Refer to Fig. 1. Phasor Notation As shown in Fig. 2. $Y_T$ and $Z_T$ Admittance diagram: As shown in Fig. 3. I
$$\begin{split} I &= { E \over Z_T} = E Y_T\\ &= (100 V \angle 53.13^\circ)(0.5 S \angle -53.13^\circ) \\ &= 50A \angle 0^\circ\\ \end{split}$$ $I_R$ , $I_L$ and $I_C$ $$\begin{split} I_R &= (E \angle \theta)( G \angle 0^\circ)\\ &=(100 V \angle 53.13^\circ)(0.3 S \angle 0^\circ) = 30 A \angle 53.13^\circ\\ I_L &= (E \angle \theta)( B_L \angle -90^\circ)\\ &=(100 V \angle 53.13^\circ)(0.7 S \angle -90^\circ)\\ &= 70 A \angle -36.87^\circ\\ I_C &= (E \angle \theta)( B_C \angle 90^\circ)\\ &=(100 V \angle 53.13^\circ)(0.3 S \angle 90^\circ)\\ &= 30 A \angle 143.13^\circ\\ \end{split}$$ Kirchhoff's current law: At node a, $$I - I_R - I_L - I_C = 0$$ or $$I = I_R + I_L+ I_C$$ Phasor diagram: The phasor diagram of Fig. 4 indicates that the impressed voltage E is in phase with the current $I_R$ through the resistor, leads the current $I_L$ through the inductor by $90^\circ$, and lags the current $I_C$ of the capacitor by $90^\circ$.
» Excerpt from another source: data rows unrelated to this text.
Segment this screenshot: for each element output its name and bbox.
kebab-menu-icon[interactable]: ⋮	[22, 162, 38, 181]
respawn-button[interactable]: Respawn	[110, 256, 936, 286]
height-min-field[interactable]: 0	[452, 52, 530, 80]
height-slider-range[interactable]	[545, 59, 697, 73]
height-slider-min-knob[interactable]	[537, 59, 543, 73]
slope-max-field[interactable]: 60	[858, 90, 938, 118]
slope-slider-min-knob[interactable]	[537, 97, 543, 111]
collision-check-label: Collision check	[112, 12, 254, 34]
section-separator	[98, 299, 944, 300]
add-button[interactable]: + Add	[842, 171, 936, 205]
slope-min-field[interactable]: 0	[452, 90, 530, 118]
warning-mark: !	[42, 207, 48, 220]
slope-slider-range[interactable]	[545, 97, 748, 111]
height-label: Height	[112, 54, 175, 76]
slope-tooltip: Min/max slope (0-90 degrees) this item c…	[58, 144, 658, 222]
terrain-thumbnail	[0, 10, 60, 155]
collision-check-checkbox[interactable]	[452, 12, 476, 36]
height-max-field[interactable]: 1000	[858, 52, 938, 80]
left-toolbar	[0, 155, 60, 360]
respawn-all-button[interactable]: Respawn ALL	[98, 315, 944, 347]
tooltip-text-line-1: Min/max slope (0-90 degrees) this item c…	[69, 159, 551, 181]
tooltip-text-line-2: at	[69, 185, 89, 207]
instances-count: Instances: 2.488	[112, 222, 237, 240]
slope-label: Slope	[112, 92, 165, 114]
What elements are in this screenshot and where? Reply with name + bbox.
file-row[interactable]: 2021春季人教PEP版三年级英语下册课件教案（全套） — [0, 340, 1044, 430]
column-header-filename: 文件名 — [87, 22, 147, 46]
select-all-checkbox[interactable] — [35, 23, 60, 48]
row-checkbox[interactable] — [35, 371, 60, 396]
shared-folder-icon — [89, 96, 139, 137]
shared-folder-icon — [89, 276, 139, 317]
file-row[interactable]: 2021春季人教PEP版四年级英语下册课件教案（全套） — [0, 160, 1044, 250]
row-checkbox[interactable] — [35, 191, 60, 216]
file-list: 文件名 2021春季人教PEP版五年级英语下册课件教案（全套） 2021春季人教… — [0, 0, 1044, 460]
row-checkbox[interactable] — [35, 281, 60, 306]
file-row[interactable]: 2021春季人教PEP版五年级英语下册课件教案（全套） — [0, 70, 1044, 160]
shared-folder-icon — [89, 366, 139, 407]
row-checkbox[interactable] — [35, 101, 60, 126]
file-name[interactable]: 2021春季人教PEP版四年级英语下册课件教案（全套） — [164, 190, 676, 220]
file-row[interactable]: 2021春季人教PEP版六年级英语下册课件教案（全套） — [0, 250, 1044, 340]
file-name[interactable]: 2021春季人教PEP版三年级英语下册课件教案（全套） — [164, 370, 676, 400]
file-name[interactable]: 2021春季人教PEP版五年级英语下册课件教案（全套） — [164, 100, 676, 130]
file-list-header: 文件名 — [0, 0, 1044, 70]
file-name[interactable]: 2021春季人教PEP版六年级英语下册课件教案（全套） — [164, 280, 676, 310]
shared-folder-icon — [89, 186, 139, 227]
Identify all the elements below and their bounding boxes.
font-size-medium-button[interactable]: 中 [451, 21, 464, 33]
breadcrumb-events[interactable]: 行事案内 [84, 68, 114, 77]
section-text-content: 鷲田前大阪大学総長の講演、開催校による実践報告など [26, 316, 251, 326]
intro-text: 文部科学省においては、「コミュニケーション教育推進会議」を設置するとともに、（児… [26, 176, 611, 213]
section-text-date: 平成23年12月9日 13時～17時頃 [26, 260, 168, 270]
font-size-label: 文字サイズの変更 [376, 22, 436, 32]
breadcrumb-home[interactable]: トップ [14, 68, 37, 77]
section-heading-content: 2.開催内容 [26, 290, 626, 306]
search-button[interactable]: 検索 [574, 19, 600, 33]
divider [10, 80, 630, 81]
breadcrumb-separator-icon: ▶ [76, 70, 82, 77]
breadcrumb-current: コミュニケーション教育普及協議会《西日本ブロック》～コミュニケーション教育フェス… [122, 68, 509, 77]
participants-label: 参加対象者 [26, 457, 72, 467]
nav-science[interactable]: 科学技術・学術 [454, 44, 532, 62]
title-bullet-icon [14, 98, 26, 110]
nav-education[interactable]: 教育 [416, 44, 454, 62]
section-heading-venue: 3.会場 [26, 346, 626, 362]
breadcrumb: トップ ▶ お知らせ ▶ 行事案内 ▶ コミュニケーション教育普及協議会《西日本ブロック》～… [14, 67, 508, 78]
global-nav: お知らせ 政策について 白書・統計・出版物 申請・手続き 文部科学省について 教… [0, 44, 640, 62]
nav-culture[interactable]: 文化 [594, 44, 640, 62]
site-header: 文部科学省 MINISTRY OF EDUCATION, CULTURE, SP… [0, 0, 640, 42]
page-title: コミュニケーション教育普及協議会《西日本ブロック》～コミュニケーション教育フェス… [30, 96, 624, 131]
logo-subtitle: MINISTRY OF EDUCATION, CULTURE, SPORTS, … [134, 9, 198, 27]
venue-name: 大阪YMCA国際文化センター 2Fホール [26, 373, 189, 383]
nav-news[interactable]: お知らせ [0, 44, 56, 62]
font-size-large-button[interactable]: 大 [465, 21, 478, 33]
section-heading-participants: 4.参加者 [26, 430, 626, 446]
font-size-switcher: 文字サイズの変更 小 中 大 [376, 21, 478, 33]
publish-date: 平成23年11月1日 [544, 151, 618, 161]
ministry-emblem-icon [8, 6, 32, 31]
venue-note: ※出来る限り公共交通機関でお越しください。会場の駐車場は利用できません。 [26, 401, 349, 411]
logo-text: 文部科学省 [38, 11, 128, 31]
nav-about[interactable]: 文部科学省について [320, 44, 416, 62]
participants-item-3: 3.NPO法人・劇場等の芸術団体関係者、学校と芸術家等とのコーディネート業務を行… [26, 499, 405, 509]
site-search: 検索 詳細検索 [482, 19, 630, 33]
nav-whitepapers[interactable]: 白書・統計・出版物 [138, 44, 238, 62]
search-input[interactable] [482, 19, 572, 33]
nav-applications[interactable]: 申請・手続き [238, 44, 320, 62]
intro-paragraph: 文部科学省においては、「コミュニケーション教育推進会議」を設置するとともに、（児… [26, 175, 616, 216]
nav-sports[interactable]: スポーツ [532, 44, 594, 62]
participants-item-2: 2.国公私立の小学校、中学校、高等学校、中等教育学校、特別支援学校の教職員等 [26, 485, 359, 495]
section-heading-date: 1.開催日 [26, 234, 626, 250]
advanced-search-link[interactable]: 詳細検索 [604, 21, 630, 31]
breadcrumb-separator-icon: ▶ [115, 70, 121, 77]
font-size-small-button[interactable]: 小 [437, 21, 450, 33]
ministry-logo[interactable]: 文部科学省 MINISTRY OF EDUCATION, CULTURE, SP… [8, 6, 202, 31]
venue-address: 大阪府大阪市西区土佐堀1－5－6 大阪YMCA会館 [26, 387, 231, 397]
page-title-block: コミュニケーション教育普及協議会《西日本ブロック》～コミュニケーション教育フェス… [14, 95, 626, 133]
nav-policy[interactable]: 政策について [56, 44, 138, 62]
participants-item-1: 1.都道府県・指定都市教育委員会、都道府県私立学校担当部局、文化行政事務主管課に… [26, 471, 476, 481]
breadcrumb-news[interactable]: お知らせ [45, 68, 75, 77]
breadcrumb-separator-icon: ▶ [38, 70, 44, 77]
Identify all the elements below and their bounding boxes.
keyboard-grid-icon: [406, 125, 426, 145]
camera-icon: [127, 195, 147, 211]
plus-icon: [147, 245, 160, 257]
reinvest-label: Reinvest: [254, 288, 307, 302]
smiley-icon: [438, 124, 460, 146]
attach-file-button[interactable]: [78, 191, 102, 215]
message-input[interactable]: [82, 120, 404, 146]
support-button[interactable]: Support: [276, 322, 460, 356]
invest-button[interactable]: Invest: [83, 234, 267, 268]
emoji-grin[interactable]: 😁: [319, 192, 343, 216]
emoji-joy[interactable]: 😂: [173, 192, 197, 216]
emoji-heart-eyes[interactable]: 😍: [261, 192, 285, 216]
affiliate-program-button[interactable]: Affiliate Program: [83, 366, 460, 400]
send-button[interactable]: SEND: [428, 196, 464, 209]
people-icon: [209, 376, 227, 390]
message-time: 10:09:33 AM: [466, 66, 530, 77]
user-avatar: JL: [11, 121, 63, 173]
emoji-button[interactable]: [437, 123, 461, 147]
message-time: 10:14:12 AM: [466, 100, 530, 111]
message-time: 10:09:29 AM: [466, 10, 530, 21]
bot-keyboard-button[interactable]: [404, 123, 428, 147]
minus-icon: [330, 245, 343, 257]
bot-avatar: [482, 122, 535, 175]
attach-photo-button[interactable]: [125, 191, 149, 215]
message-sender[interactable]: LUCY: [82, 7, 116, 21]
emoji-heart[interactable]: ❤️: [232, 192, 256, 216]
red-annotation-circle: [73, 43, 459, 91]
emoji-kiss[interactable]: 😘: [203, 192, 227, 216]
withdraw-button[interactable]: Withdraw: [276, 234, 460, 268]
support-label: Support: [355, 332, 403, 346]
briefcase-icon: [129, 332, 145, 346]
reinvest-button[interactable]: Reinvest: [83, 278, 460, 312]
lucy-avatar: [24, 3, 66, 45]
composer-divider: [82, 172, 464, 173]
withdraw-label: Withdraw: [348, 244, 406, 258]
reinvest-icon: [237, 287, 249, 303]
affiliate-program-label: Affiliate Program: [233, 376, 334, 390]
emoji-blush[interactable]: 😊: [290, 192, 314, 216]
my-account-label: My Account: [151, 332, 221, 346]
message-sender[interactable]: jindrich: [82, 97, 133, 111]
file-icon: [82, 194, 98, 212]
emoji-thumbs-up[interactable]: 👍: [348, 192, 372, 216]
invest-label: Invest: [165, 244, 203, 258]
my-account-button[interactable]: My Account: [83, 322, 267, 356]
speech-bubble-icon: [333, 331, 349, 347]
Power: The total power in watts delivered to the circuit is $$\begin{split} P_T &= EI \cos \theta_T= (100 V)(50 A) \cos 53.13^\circ \\ &= (5000 W)(0.6)= 3000 W\\ or \\ P_T &=E^2 G= (100 V)^2(0.3 S) = 3000 W \end{split}$$ Power factor: The power factor of the circuit is $$F_p = \cos \theta_T = \cos 53.13^\circ \\ = 0.6 \text{lagging}$$ Impedance approach: The current I can also be found by first finding the total impedance of the network: $$\begin{split} Z_T &= {Z_RZ_LZ_C \over Z_R + Z_L+ Z_C}\\ &= 2 Ω \angle 53.13^\circ\\ \end{split}$$ And then, using Ohm's law, we obtain $$I = {E \over Z_T} = {100V \angle 53.13^\circ \over 2 Ω \angle 53.13^\circ} = 50 A \angle 0^\circ$$